Sejak Jokowi menjadi Presiden,
keputusannya kerap jadi polemik..
Setiap kali berbicara di depan
audience, saya selalu ditanya, "Kenapa Jokowi seperti lunak terhadap kaum
radikal ya ?"
Saya menjawab, "Jokowi
belajar dari kesalahan pemerintah Suriah dalam memerangi radikalisme di
negaranya. Presiden Bashar Assad dengan latar belakang militer, dalam menumpas
radikalisme, selalu menggunakan kekerasan. Ia memukul, bukan merangkul.
Inilah yang membuat kaum
radikalis senang. Mereka memang menanti untuk dipukul. Ketika mereka dipukul,
mereka membangun semangat perlawanan besar-besaran. "Revolusi !!"
teriak mereka. Dan foto-foto "kekejaman" Bashar menurut versi mereka
tersebar di seluruh dunia, dengan bumbu hoax yang sangat tajam baunya.
Dan kita lihat, apa yang terjadi
dengan Suriah sekarang..
Pendekatan humanis sudah
dilakukan Jokowi lewat Kapolri Tito Karnavian, sejak demo anti Ahok tahun 2016.

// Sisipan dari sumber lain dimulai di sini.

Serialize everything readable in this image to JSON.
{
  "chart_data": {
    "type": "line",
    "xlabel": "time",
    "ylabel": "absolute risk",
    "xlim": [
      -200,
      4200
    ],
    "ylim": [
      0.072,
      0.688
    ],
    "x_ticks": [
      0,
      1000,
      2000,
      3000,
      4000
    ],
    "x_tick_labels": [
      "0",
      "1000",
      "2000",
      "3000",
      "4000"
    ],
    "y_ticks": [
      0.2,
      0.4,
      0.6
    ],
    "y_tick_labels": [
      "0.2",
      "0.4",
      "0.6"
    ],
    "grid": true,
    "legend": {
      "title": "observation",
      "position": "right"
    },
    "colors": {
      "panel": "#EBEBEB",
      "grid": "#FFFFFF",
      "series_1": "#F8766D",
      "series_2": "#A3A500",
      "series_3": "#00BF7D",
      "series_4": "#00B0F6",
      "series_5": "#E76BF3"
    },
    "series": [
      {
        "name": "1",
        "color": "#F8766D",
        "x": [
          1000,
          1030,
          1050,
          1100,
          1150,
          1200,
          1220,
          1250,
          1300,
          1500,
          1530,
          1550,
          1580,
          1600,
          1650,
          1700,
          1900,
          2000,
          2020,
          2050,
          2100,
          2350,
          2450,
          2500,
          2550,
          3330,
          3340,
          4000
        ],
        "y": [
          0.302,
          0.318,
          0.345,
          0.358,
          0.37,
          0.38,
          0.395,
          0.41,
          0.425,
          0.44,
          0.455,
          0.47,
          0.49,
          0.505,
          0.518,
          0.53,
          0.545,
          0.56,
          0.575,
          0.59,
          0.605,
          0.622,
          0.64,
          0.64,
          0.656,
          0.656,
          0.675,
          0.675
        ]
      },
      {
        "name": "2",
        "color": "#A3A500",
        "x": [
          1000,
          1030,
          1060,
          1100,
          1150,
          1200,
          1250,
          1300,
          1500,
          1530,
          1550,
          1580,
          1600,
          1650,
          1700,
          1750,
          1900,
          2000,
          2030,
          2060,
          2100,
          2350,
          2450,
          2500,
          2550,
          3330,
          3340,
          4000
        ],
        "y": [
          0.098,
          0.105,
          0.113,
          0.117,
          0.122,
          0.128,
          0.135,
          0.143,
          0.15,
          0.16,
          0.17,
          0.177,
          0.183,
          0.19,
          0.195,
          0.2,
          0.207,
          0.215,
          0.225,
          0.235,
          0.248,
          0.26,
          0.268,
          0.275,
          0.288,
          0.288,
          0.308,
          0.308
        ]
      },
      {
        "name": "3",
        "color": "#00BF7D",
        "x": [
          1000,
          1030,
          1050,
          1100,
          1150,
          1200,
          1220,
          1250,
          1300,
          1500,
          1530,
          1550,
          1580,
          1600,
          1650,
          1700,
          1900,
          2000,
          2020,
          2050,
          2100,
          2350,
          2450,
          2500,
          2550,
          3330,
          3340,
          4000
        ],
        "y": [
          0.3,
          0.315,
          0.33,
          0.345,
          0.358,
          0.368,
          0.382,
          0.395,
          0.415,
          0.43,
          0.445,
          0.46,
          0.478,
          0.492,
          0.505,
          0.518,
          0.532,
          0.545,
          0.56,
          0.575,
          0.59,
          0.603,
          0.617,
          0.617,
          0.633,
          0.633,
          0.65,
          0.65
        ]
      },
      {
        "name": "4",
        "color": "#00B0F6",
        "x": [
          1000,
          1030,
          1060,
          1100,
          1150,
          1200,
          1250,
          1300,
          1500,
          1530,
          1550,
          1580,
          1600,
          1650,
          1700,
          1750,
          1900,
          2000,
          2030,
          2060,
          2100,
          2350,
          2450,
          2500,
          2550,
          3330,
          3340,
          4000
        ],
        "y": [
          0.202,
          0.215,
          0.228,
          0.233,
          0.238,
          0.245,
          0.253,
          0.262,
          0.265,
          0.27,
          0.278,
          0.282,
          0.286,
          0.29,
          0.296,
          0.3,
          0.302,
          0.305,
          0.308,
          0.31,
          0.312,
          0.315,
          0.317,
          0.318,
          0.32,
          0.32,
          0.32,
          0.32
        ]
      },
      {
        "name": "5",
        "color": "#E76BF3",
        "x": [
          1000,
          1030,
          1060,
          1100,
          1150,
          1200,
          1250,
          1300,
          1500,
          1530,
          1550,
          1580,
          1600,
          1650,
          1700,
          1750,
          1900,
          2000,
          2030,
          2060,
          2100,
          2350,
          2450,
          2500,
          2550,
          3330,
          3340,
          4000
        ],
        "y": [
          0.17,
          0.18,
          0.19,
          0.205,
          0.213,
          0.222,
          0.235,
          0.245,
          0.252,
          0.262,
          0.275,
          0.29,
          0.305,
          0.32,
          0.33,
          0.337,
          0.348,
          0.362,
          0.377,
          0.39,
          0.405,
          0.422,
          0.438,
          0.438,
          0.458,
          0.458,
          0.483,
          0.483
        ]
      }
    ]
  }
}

Polisi bukannya memukul, tapi malah ikut bersama barisan mereka, menjaga mereka
supaya tidak anarkis, dan habislah celah mereka untuk membuat hoax kekejaman
Jokowi..."
Saya menyeruput kopi sebentar dan
melanjutkan..
"Tapi tidak banyak yang
tahu, dibelakang itu, Kepolisian memburu banyak teroris yang ingin memanfaatkan
aksi demo besar itu untuk membuat keributan dengan menanam bom diantara
pendemo. Yang kita lihat adalah situasi aman dan terkendali. Ada yang harus
diperlihatkan dan ada yang tidak.
Kita juga dulu protes keras
bagaimana Tito seperti membiarkan Rizieq Shihab kabur ke Saudi. "Jokowi
tidak tegas !!" banyak yang teriak seperti itu dan kecewa padanya. Orang
yang sama yang sekarang juga ketawa-ketawa melihat bagaimana Rizieq Shihab
menderita di pengasingannya nun jauh disana.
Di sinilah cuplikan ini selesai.